Supported File Types
| Format | Extensions | Loader |
|---|---|---|
.pdf |
PyPDFLoader |
|
| Word | .docx |
Docx2txtLoader |
| CSV | .csv |
CSVLoader |
| HTML | .html, .htm |
BSHTMLLoader |
| Markdown | .md, .markdown |
UnstructuredMarkdownLoader |
| Plain Text | .txt |
UnstructuredMarkdownLoader |
| Any format | All above + more | UnstructuredFileLoader (via use_unstructured=True) |
Adding Documents
From File Paths
# Auto-detected by extension
trainer.add_document_from_path("report.pdf", bot_id)
trainer.add_document_from_path("data.csv", bot_id)
trainer.add_document_from_path("notes.md", bot_id)

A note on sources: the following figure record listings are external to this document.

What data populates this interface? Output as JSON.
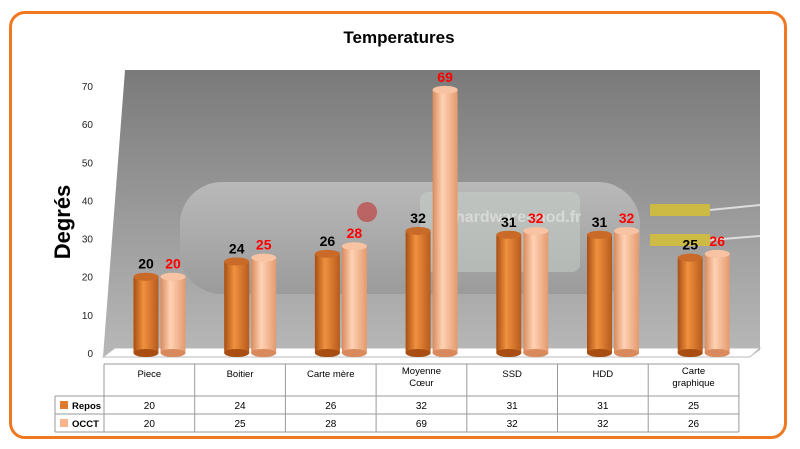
{
  "chart_data": {
    "type": "bar",
    "title": "Temperatures",
    "ylabel": "Degrés",
    "xlabel": "",
    "ylim": [
      0,
      70
    ],
    "yticks": [
      0,
      10,
      20,
      30,
      40,
      50,
      60,
      70
    ],
    "categories": [
      [
        "Piece"
      ],
      [
        "Boitier"
      ],
      [
        "Carte mère"
      ],
      [
        "Moyenne",
        "Cœur"
      ],
      [
        "SSD"
      ],
      [
        "HDD"
      ],
      [
        "Carte",
        "graphique"
      ]
    ],
    "series": [
      {
        "name": "Repos",
        "values": [
          20,
          24,
          26,
          32,
          31,
          31,
          25
        ],
        "color": "#e07a2e",
        "label_color": "#000000"
      },
      {
        "name": "OCCT",
        "values": [
          20,
          25,
          28,
          69,
          32,
          32,
          26
        ],
        "color": "#f9b48a",
        "label_color": "#ff0000"
      }
    ],
    "legend": "data-table",
    "background_watermark": "hardware-mod.fr"
  }
}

# Use UnstructuredLoader for any file type
trainer.add_document_from_path("presentation.pptx", bot_id, use_unstructured=True)
From Web Links
# URLs
trainer.add_document_from_link(["https://example.com/article"], bot_id)
# YouTube videos (transcript extraction)
trainer.add_document_from_link(["https://youtube.com/watch?v=..."], bot_id)
From Wikipedia
trainer.add_document_from_query("Artificial Intelligence", bot_id)
Pre-Loaded Documents
Pass pre-loaded LangChain Document objects directly:
from langchain_core.documents import Document
documents = [Document(page_content="Custom content", metadata={"source": "manual"})]
trainer.pass_documents(documents, bot_id)
Unstructured Data
When use_unstructured=True, LongTrainer uses LangChain's UnstructuredFileLoader which supports:
csv, doc, docx, epub, image, md, msg, odt, org, pdf, pptx, rtf, rst, tsv, xlsx
This requires system dependencies — see Installation.
Text Splitting
All documents are automatically split into chunks for FAISS indexing:
| Parameter | Default | Description |
|---|---|---|
chunk_size |
2048 |
Maximum characters per chunk |
chunk_overlap |
200 |
Overlap between consecutive chunks |
Configure these when creating the LongTrainer instance:
trainer = LongTrainer(chunk_size=1024, chunk_overlap=100)